The practical consequences:

Granularity is per-database. A PITR restore lands one project's database, not the whole node.
The window is bounded by base-backup retention - about 30 days. Beyond that, your own retained backups are the recovery path.
Duration scales with data size. Recovery replays a base backup plus up to a day of transaction log, then dumps and reloads your database. Small databases restore in minutes; large ones take as long as they take. Restore into a preview when you want to measure it before you need it.

Realistic RPO and RTO framing

We are not going to print SLA numbers we have not earned. What the mechanics support:

Data-loss window (RPO): within the PITR window, restores hit an exact requested timestamp. If the node is lost outright, the recoverable state is everything up to the last archived log segment - archiving is continuous and segments are forced out at least every 60 seconds under normal operation, so the exposure is on the order of the final minute of writes, plus whatever a real incident does to shipping that last segment.
Recovery time (RTO): no committed number. It is dominated by database size and the failure mode - a single-database restore is a routine job; rebuilding from a lost node is an operator-driven incident. There is no automatic failover.

Node failure

The provisioning supports a warm standby: a second node streaming replication from the primary over a private network, with replication health (recovery state, replay lag) sampled continuously by the control plane. Failover to a standby is a manual operator action - a human promotes the standby; nothing flips automatically. This is a deliberate trade: automatic failover that fires on a false positive does more damage in a product this size than a human taking minutes to confirm.

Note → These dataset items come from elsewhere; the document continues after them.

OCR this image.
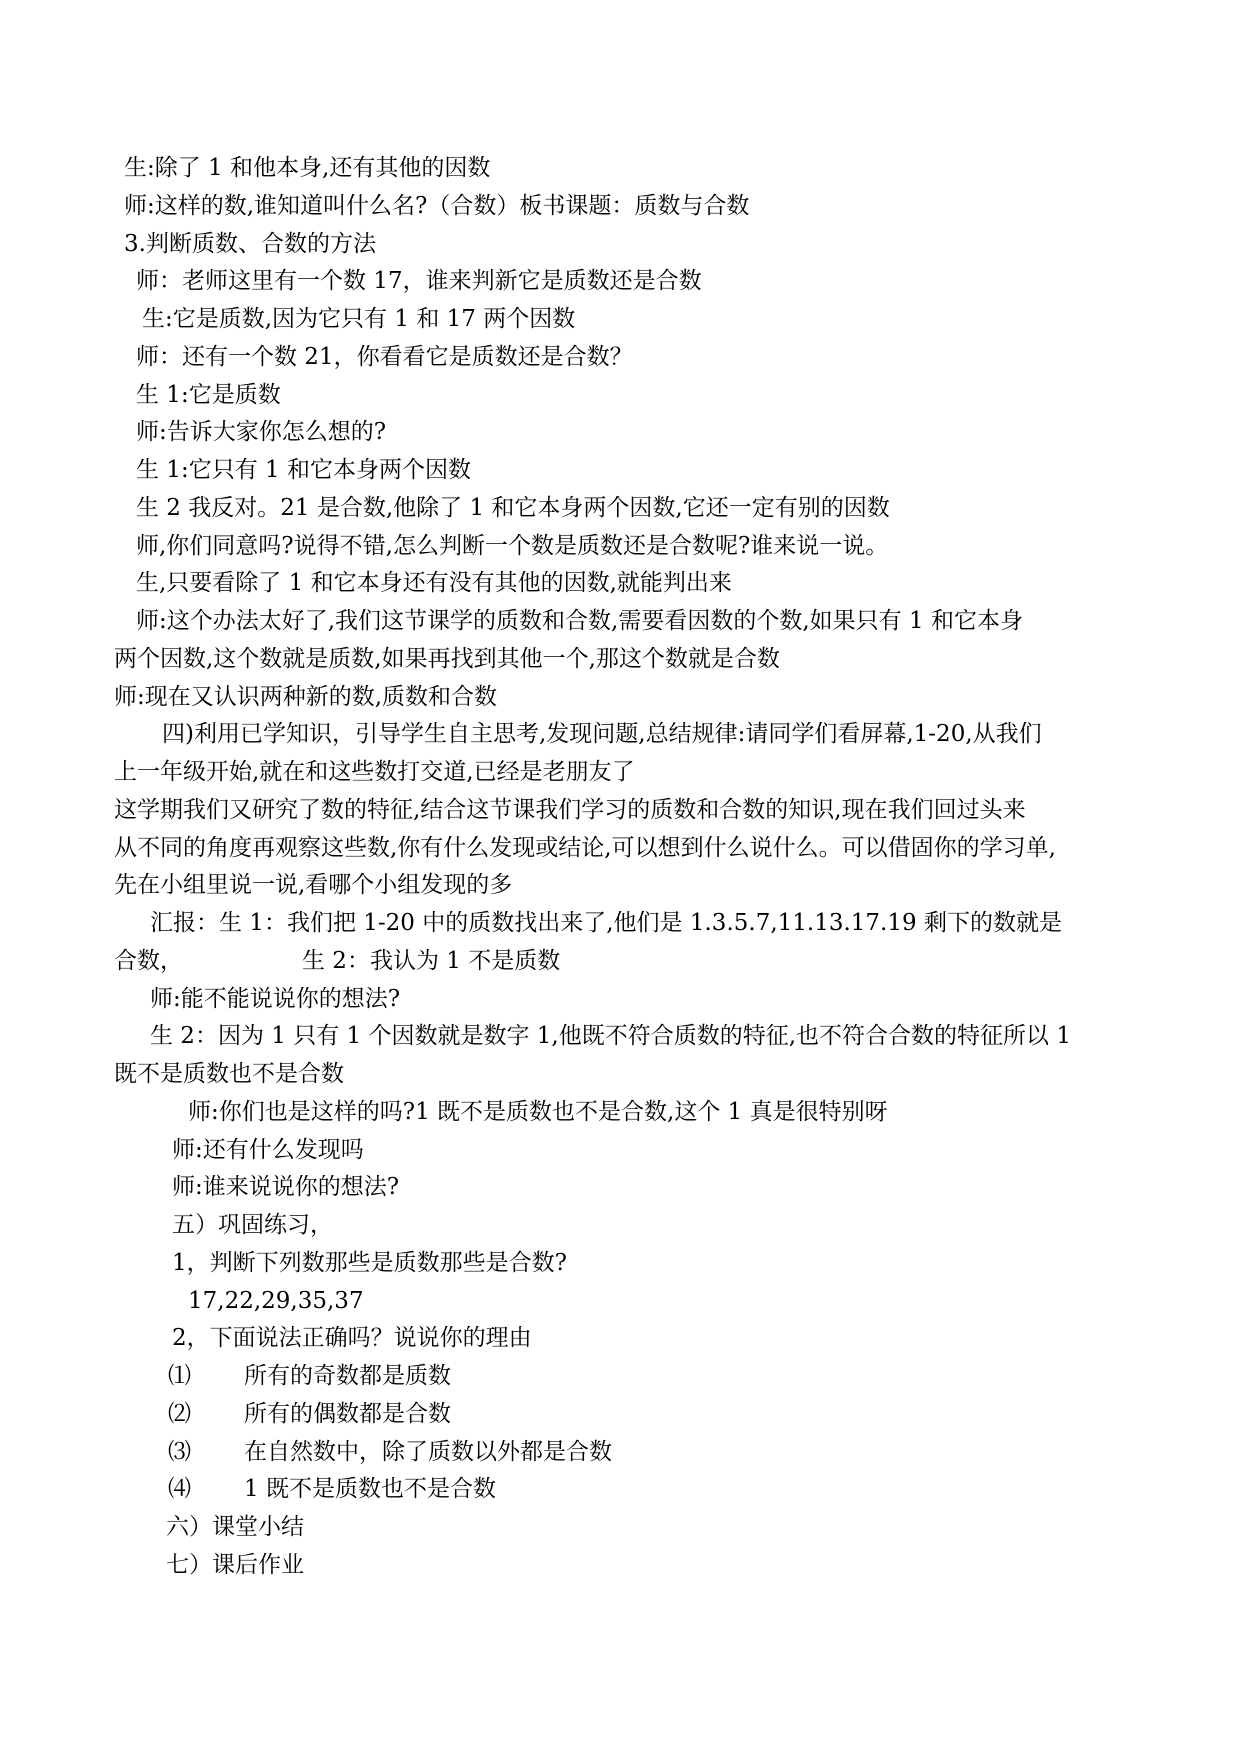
生:除了 1 和他本身,还有其他的因数
师:这样的数,谁知道叫什么名?（合数）板书课题：质数与合数
3.判断质数、合数的方法
师：老师这里有一个数 17，谁来判新它是质数还是合数
生:它是质数,因为它只有 1 和 17 两个因数
师：还有一个数 21，你看看它是质数还是合数？
生 1:它是质数
师:告诉大家你怎么想的?
生 1:它只有 1 和它本身两个因数
生 2 我反对。21 是合数,他除了 1 和它本身两个因数,它还一定有别的因数
师,你们同意吗?说得不错,怎么判断一个数是质数还是合数呢?谁来说一说。
生,只要看除了 1 和它本身还有没有其他的因数,就能判出来
师:这个办法太好了,我们这节课学的质数和合数,需要看因数的个数,如果只有 1 和它本身
两个因数,这个数就是质数,如果再找到其他一个,那这个数就是合数
师:现在又认识两种新的数,质数和合数
四)利用已学知识，引导学生自主思考,发现问题,总结规律:请同学们看屏幕,1-20,从我们
上一年级开始,就在和这些数打交道,已经是老朋友了
这学期我们又研究了数的特征,结合这节课我们学习的质数和合数的知识,现在我们回过头来
从不同的角度再观察这些数,你有什么发现或结论,可以想到什么说什么。可以借固你的学习单,
先在小组里说一说,看哪个小组发现的多
汇报：生 1：我们把 1-20 中的质数找出来了,他们是 1.3.5.7,11.13.17.19 剩下的数就是
合数，	生 2：我认为 1 不是质数
师:能不能说说你的想法?
生 2：因为 1 只有 1 个因数就是数字 1,他既不符合质数的特征,也不符合合数的特征所以 1
既不是质数也不是合数
师:你们也是这样的吗?1 既不是质数也不是合数,这个 1 真是很特别呀
师:还有什么发现吗
师:谁来说说你的想法?
五）巩固练习，
1，判断下列数那些是质数那些是合数?
17,22,29,35,37
2，下面说法正确吗？说说你的理由
⑴ 所有的奇数都是质数
⑵ 所有的偶数都是合数
⑶ 在自然数中，除了质数以外都是合数
⑷ 1 既不是质数也不是合数
六）课堂小结
七）课后作业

Single region, stated plainly

A project lives in one region on dedicated EU infrastructure (Regions). There is no cross-region replication and no multi-region failover today. If your availability requirements demand a database that survives the loss of an entire region without operator involvement, CapyDB is not that product yet - and we would rather you read that here than discover it during an incident.

What you should do

Keep scheduled backups on with a retention that matches how far back you ever realistically need to go.
Pin a restore point before risky work - a named rollback target beats reconstructing a timestamp.
Rehearse: restore a backup into a preview once, now, while nothing is on fire. You will learn your real restore duration and confirm the backups contain what you think they do.
For belt-and-braces independence, pg_dump over the direct connection works like on any Postgres - your data is never locked in.